Sunday, January 27th, 2013

by Cathy

So, flush from the completion of a longstanding UFO, I decided to take Nancy’s advice and work on something for me — in this case, an even more longstanding UFO, the famous Quiltmaker Mystery Quilt. (Which Ann finished so long ago that it now hangs on the wall in her cottage. Overachiever.)

When last we checked, my version of the Mystery Quilt stood here.

Then, a baby intervened, which gave me a convenient mechanism for tracking how long it had been since I worked on the project.  Five and a half years later, I finally dug it out of the Crafty Closet to see what state I’d left it in, and discovered that it wasn’t as bad as I’d feared.
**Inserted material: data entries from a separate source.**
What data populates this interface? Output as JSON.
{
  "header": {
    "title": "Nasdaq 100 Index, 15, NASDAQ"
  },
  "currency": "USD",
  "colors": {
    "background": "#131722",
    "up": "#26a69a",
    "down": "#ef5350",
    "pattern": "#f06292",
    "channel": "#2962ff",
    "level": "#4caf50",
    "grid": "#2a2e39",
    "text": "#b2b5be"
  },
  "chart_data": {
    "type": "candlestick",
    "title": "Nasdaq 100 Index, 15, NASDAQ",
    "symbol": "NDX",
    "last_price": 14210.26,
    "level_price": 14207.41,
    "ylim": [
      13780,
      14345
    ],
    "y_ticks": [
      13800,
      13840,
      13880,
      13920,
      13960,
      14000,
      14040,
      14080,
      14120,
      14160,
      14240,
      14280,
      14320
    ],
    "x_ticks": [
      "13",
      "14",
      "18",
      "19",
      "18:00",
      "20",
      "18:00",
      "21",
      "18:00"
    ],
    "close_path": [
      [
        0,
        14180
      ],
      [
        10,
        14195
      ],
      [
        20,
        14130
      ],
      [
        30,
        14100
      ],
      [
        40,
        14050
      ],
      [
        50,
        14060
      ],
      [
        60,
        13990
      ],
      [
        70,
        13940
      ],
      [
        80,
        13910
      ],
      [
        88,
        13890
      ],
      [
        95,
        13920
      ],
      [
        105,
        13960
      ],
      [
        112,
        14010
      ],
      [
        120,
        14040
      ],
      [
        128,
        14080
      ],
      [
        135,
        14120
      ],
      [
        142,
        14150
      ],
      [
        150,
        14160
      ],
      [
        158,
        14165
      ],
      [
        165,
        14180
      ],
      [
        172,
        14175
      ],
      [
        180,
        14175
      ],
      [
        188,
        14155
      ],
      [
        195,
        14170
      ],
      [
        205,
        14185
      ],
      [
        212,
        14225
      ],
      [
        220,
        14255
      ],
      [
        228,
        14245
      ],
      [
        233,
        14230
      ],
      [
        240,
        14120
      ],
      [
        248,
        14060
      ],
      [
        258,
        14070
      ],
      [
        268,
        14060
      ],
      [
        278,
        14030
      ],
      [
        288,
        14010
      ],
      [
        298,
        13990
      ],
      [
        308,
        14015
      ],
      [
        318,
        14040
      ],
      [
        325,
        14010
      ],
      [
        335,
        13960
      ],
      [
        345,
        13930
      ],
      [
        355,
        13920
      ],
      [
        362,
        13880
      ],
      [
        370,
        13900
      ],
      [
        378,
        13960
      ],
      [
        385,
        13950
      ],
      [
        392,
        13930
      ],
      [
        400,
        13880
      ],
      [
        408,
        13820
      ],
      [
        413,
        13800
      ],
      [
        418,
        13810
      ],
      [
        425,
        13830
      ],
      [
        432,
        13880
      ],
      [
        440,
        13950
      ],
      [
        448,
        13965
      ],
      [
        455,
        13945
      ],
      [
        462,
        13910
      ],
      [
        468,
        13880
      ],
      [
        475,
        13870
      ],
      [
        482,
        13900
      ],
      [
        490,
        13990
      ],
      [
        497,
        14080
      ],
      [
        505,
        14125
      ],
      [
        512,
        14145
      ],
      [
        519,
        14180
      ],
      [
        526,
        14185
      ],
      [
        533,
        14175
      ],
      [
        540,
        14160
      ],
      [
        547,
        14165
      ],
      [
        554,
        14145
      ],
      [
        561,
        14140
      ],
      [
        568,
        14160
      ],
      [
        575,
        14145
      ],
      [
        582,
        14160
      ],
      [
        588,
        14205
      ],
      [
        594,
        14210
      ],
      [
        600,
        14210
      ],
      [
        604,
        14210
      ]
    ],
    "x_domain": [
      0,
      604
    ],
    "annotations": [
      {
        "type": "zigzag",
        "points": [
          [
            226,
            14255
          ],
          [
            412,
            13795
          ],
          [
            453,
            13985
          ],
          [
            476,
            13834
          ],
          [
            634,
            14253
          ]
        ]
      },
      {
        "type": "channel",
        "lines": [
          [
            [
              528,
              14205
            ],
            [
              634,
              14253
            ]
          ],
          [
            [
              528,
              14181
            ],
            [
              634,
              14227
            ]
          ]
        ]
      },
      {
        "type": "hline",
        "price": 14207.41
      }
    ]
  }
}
I’ve spent the last two weeks in a flurry of quilting (aided by a young man’s desire to build with Legos in my study, which is handy), and I’ve been able to complete the Log Cabin-izing of the four smaller blocks, as shown below (the white envelope in the middle is so that I could do some color correction in Photoshop);

log_cabinsThey’re beautiful, don’t you think?  I’m so proud of myself for getting so much done in such a short period of time!

They’re also a full quarter-inch too small in both dimensions.

Argh!  ArgharghargharghARGH.

I don’t have enough fabric to make the outer strips a quarter-inch larger, and that would look pretty weird anyway. So, I’m going to take each one apart and re-sew them with ever-so-slightly-smaller seam allowances, and hope I can do better.  Tune in again in, well, a few weeks or a month or two. 🙁

Oh, no!

Saturday, January 19th, 2013

by Nancy

How did I not notice before now??? That’s what I keep asking myself. I was getting ready for the next-to-last step on my Granny Square Crochet Vest when I noticed this enormous problem:

Granny Vest problem

The front pieces, one of which you see above on the left, are not the same height as the back piece, seen on the right. This is very, very bad. And somehow I managed not to notice until now. I looked back at the instructions and determined that yes, indeed, I had followed them and they are wrong. They instruct you to make the front pieces 6 squares tall and the back piece 8 squares tall, and that is exactly what I did. Not only that, but I was very disciplined about weaving in my ends as I went, so it’s even harder to disconnect the back squares from each other. Sigh. This is kind of how my week has been in a nutshell.

So, while watching gymnastics on TV this afternoon, I took the first steps in the undoing process for the back. I don’t think it will be finished any time soon. At least the front two pieces match each other…

IMG_8539 (1024x860)

Finished Object!

Sunday, January 13th, 2013

by Cathy

I posted a little while back when I’d finished the top for this quilt, but now it’s completely done!

IMG_1368(Shown here with the feet of the intended recipient.)

It really is all scraps — which led to some, er, creative piecing choices for the backing:

IMG_1376aAnd here it is, deployed so that some stuffies can take a nap:

IMG_1372Now the question is: what should I work on next?